President Biden has reiterated his administration’s call to private companies to stay wary of cyberattacks from Russia following the US’ support for Ukraine. These attacks, which according to him, are “part of Russia’s playbook,” can come as retaliation for the crippling economic sanctions the United States and its allies have brought upon the Kremlin as it continues its invasion of Ukraine.
“Today, my Administration is reiterating those warnings based on evolving intelligence that the Russian Government is exploring options for potential cyberattacks,” said Biden through a White House press release dated March 21.
“This is a critical moment to accelerate our work to improve domestic cybersecurity and bolster our national resilience,” he said. In urging the private sector to bolster its cybersecurity, he stated that they do so by “implementing the best practices we have developed together over the last year.”
“You have the power, the capacity, and the responsibility to strengthen the cybersecurity and resilience of the critical services and technologies on which Americans rely. We need everyone to do their part to meet one of the defining threats of our time — your vigilance and urgency today can prevent or mitigate attacks tomorrow,” the statement read.
The concern comes after reports of Moscow launching a series of cyberattacks on the Ukrainian government and its key industries. Currently, there has been no confirmation of any attack done on the United States.
“To be clear, there is no certainty there will be a cyber incident on critical infrastructure. So why am I here? Because this is a call to action and a call to responsibility for all of us,” said Deputy National Security Advisor Anne Neuberger in a briefing shortly after Biden’s announcement.
According to the advisor, the administration convened over 100 American companies and encouraged them to share updated information on cyber security threats.
“During those meetings, we shared resources and tools to help companies harden their security, like advisories sourced from sensitive threat intelligence and hands-on support from local FBI field offices and sister regional offices, including their Shields Up program,” Neuberger said.
Neuberger opted not to disclose specific industries under threat but said they belong to the country’s critical infrastructure, a state designation that comprises industries that prove vital to the national economy and defense. This includes the finance, energy, pipelines, and transportation sectors.
The warning may signal a deep concern regarding the preparedness of the American private sector to defend against a Russian digital attack. It may also reflect the struggle to maintain these high alert levels as the war in Ukraine drags on.
“The White House is running out of ways to keep the alert levels up for cyber incident responders,” said former Cybersecurity and Infrastructure Security Agency official Tatyana Bolton. “It’s very difficult to stay on a high level of alert for a long amount of time because we’re humans and alert levels go down as time passes.”
Another US government official described “fatigue” within the cyber defense industry who were clocking in long hours for the past weeks as per the Cybersecurity & Infrastructure Security Agency’s (CISA) “Shield’s Up” initiative.
“Since this heightened threat environment started, it’s been like ‘Shields Up.’ So people ask, ‘When do we put shields down?’” the unnamed official said to The Washington Post.
What can the US government do to improve cybersecurity?
US officials have been going all out to disseminate information on cybersecurity threats and share best practices, but implementing said practices remains at the hands of companies on whether they decide to adopt these guidelines or not.
One possible way to combat this is to expand the government’s reach on the cybersecurity affairs of private enterprises.
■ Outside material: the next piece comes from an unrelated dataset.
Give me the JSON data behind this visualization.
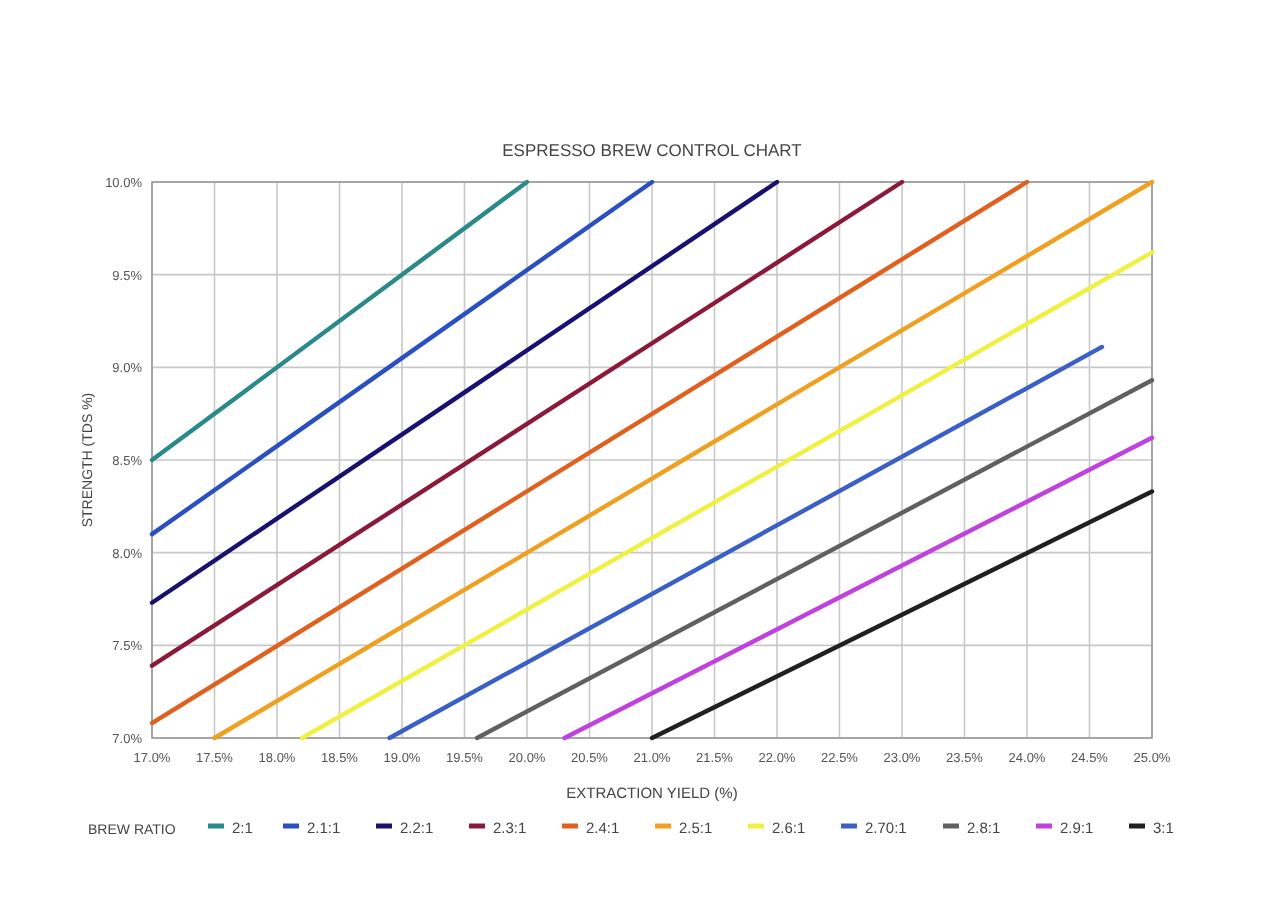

Congress recently passed a bill that requires firms categorized as critical infrastructure to alert CISA within three days of being hacked. However, the implementation of such a system could take over a year.
In the select industries where the government was able to establish a broader range of cyber authority, which includes pipelines, the guidelines have been met with a mixed response from the top firms.
One prospect among cyber security analysts is that these concerns will usher in a new wave of investment and development towards cybersecurity that will outlive the ongoing crisis.
“My hope is that the Russia crisis will spur long-term investments in cybersecurity and critical infrastructure resilience,” said Executive Director of the Cyberspace Solarium Commission Mark Montgomery. “My fear is it will be treated as it has been [after cyber crises] in the past and forgotten soon thereafter.”
Moscow has since rejected the accusations from the US that it intends to conduct digital attacks as an answer to sanctions from the West on March 22.
“The Russian Federation, unlike many Western countries, including the United States, does not engage in state-level banditry,” said Russian Spokesperson Dmitry Peskov.
The Russian Federation also denies similar allegations that it was responsible for hacking Ukrainian financial and government websites.